How to Reheat Leftovers
- For stovetop reheating, pour the Hungarian Mushroom Soup into a pot and warm it over medium-low heat. Stir occasionally to ensure even heating and prevent sticking. Avoid boiling to maintain the creamy texture.
- To reheat in the microwave, transfer a portion of the soup to a microwave-safe bowl. Cover with a microwave-safe lid or a damp paper towel to prevent splatters. Heat on medium power in 1-minute intervals, stirring between each interval until the soup is heated through.
- If you prefer using an oven, preheat to 350°F (175°C).

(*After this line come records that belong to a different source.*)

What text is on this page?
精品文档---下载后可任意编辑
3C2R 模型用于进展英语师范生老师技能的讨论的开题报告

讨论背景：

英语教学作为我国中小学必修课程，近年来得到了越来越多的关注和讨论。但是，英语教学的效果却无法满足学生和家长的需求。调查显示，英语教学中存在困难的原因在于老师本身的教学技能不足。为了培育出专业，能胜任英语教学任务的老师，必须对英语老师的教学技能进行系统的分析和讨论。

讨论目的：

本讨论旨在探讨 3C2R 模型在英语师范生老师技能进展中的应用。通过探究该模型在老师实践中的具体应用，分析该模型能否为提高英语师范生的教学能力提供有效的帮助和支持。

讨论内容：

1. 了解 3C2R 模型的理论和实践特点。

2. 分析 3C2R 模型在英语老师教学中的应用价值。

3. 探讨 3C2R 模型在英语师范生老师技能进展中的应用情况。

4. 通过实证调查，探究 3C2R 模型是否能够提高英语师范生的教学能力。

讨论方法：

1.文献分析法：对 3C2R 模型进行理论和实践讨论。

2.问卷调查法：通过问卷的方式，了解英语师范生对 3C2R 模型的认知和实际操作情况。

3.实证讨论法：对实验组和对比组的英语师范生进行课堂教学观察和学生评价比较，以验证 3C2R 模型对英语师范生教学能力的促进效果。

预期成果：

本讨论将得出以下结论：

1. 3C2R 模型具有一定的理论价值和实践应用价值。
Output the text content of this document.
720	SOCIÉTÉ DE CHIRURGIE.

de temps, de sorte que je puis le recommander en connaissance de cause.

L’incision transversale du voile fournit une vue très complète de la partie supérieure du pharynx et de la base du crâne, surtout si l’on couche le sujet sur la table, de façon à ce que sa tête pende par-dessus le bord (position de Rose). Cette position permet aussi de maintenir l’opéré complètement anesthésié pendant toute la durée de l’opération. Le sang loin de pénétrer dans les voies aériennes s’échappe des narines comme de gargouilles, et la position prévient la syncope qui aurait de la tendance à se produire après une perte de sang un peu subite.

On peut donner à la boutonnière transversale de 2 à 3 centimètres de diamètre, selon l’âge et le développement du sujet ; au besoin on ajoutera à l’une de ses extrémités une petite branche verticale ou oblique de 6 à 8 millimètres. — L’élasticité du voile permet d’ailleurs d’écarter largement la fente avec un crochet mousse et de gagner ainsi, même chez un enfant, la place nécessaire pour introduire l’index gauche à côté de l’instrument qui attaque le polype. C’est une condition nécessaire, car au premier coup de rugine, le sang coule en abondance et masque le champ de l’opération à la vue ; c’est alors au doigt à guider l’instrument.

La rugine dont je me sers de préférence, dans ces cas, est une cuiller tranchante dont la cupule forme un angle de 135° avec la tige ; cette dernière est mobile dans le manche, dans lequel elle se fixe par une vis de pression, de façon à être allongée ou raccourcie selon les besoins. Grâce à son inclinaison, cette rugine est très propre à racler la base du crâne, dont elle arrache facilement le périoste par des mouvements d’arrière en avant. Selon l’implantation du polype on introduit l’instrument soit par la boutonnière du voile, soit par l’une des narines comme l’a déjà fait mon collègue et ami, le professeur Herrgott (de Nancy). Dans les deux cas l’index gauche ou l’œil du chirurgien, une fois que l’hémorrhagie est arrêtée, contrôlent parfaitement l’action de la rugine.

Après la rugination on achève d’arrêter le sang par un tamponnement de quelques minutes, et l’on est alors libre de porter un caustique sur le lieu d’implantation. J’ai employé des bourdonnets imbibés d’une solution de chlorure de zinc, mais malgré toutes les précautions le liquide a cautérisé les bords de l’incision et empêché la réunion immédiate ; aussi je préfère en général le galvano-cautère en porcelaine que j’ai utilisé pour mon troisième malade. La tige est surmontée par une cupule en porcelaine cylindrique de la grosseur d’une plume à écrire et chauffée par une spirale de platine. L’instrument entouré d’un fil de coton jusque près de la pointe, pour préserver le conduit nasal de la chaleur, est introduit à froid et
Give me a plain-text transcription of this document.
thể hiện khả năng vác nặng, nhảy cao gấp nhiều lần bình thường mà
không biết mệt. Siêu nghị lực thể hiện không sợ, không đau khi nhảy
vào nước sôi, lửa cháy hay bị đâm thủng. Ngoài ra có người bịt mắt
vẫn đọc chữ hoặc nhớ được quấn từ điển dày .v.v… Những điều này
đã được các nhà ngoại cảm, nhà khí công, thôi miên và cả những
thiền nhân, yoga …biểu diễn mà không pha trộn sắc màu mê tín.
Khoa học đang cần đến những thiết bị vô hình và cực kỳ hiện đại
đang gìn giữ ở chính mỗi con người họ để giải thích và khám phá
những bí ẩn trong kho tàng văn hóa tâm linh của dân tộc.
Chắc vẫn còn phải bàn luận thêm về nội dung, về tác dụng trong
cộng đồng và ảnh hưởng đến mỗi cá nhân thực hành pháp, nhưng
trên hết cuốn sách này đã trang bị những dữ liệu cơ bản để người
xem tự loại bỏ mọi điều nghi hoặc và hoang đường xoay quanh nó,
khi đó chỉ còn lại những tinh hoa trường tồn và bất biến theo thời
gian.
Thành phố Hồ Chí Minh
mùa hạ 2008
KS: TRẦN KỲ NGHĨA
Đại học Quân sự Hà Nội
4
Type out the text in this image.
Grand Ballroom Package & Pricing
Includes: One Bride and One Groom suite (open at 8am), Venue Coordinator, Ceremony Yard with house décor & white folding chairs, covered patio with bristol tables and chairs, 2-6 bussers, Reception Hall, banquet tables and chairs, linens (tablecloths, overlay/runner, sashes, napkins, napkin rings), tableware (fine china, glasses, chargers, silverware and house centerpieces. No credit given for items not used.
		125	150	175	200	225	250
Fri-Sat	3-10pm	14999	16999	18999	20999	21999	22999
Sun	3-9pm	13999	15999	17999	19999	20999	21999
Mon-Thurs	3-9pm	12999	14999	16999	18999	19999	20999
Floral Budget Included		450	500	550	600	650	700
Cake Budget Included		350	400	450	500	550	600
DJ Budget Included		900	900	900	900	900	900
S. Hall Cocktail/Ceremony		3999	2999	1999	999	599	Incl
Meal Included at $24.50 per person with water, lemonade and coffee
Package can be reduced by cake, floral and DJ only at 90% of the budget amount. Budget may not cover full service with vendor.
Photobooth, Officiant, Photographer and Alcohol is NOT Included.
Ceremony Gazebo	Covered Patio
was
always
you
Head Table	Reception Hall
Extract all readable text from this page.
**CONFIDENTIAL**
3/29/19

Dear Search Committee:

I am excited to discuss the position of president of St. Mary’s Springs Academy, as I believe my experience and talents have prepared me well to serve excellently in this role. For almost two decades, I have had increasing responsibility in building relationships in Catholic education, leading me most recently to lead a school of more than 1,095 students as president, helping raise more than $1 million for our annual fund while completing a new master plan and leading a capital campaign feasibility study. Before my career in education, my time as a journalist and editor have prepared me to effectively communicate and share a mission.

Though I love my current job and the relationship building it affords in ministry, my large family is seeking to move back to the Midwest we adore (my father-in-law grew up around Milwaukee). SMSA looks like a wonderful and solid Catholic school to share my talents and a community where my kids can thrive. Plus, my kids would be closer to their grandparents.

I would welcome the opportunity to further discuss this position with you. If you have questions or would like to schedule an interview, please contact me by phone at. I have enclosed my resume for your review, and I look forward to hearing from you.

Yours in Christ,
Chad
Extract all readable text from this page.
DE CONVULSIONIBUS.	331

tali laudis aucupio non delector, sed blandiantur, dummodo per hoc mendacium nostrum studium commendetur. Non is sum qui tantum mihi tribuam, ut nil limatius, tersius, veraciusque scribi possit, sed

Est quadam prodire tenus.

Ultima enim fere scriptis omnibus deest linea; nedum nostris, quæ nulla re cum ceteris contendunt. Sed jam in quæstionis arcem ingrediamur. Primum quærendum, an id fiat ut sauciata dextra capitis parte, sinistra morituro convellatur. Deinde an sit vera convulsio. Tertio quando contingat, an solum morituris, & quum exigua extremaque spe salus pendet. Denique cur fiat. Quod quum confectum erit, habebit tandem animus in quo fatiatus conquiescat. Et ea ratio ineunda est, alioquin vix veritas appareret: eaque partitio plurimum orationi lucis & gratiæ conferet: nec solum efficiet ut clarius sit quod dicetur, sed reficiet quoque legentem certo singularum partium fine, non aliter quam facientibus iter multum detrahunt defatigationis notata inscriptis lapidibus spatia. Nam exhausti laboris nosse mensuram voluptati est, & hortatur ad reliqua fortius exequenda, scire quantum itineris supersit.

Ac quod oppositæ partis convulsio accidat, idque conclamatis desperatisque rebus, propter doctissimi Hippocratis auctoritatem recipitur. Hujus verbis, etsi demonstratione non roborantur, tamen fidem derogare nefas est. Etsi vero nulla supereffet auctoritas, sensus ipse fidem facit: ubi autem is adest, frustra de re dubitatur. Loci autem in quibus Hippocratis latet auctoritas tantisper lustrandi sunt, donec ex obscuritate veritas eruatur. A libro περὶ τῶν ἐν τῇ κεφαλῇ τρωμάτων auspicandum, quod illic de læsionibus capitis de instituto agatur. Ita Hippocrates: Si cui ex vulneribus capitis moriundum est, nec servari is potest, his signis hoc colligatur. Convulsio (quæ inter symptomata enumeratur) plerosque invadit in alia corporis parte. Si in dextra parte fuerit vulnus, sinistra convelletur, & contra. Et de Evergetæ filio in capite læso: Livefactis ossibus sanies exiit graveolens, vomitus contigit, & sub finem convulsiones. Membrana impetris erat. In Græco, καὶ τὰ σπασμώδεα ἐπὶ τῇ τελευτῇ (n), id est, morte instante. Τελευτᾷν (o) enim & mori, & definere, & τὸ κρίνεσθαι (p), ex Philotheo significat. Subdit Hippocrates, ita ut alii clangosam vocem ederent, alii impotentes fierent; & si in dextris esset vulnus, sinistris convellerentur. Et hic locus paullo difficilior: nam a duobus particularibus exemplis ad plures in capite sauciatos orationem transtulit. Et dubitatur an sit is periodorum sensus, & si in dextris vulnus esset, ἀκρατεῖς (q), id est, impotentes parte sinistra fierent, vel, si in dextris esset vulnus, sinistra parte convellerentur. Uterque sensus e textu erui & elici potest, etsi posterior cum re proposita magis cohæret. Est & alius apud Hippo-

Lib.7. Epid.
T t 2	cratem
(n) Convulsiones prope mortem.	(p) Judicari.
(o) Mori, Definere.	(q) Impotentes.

Pour the soup into an oven-safe dish, cover with foil, and heat for about 20-25 minutes, stirring halfway through to ensure even warming.
- For a quick reheat, use a double boiler. Place the soup in the top part of the double boiler and heat over simmering water. Stir occasionally until the soup is warmed through. This method helps prevent curdling of the sour cream.
- If you have an immersion blender, you can reheat the soup directly in the pot while blending intermittently. This will help maintain the creamy consistency and ensure even heating.
Best Tools for This Recipe
Large pot: Used for melting butter, cooking onions, mushrooms, and simmering the soup.
Wooden spoon: Ideal for stirring the ingredients without scratching the pot.
Knife: Essential for chopping the onions and slicing the mushrooms.
Cutting board: Provides a safe surface for chopping and slicing ingredients.
Measuring spoons: Used to measure out the butter, dill weed, paprika, and soy sauce accurately.
Measuring cups: Necessary for measuring the chicken broth, milk, and sour cream.
Whisk: Useful for combining the milk and flour smoothly before adding to the soup.
Mixing bowl: Needed for whisking the milk and flour together.
Ladle: Perfect for serving the soup into bowls.
Serving bowls: Used to serve the finished soup.
Chopping knife: Handy for chopping fresh parsley for garnish.
How to Save Time on Making This Soup
Pre-chop ingredients: Chop the onions and mushrooms in advance to save time during cooking.
Use pre-sliced mushrooms: Buy pre-sliced mushrooms to skip the slicing step.
Measure spices ahead: Measure out the dill weed, paprika, and soy sauce before starting.
Whisk flour and milk early: Prepare the milk and flour mixture while the soup simmers.
Use a food processor: Use a food processor to quickly chop the onions and parsley.
Pre-make broth: Have chicken broth ready to go, either homemade or store-bought.

Hungarian Mushroom Soup Recipe
Ingredients
Main Ingredients
- 2 tablespoon Butter
- 1 cup Onion, chopped
- 1 lb Mushrooms, sliced
- 2 teaspoon Dried Dill Weed
- 1 tablespoon Paprika
- 1 cup Chicken Broth
- 2 cup Milk
- 3 tablespoon All-purpose Flour
- 1 cup Sour Cream
- 1 tablespoon Soy Sauce
- to taste Salt
- to taste Ground Black Pepper
- 2 tablespoon Lemon Juice
- 2 tablespoon Fresh Parsley, chopped
Instructions
- Melt the butter in a large pot over medium heat. Add the onions and cook until soft.
- Add the mushrooms and cook until they release their juices.
- Stir in the dill, paprika, soy sauce, and chicken broth. Reduce heat to low, cover, and simmer for 15 minutes.
- In a separate bowl, whisk the milk and flour together. Pour into the soup and stir well. Simmer for another 10 minutes, stirring occasionally.
- Reduce heat to low. Stir in the sour cream, lemon juice, salt, and pepper. Heat through but do not boil.
- Garnish with fresh parsley before serving.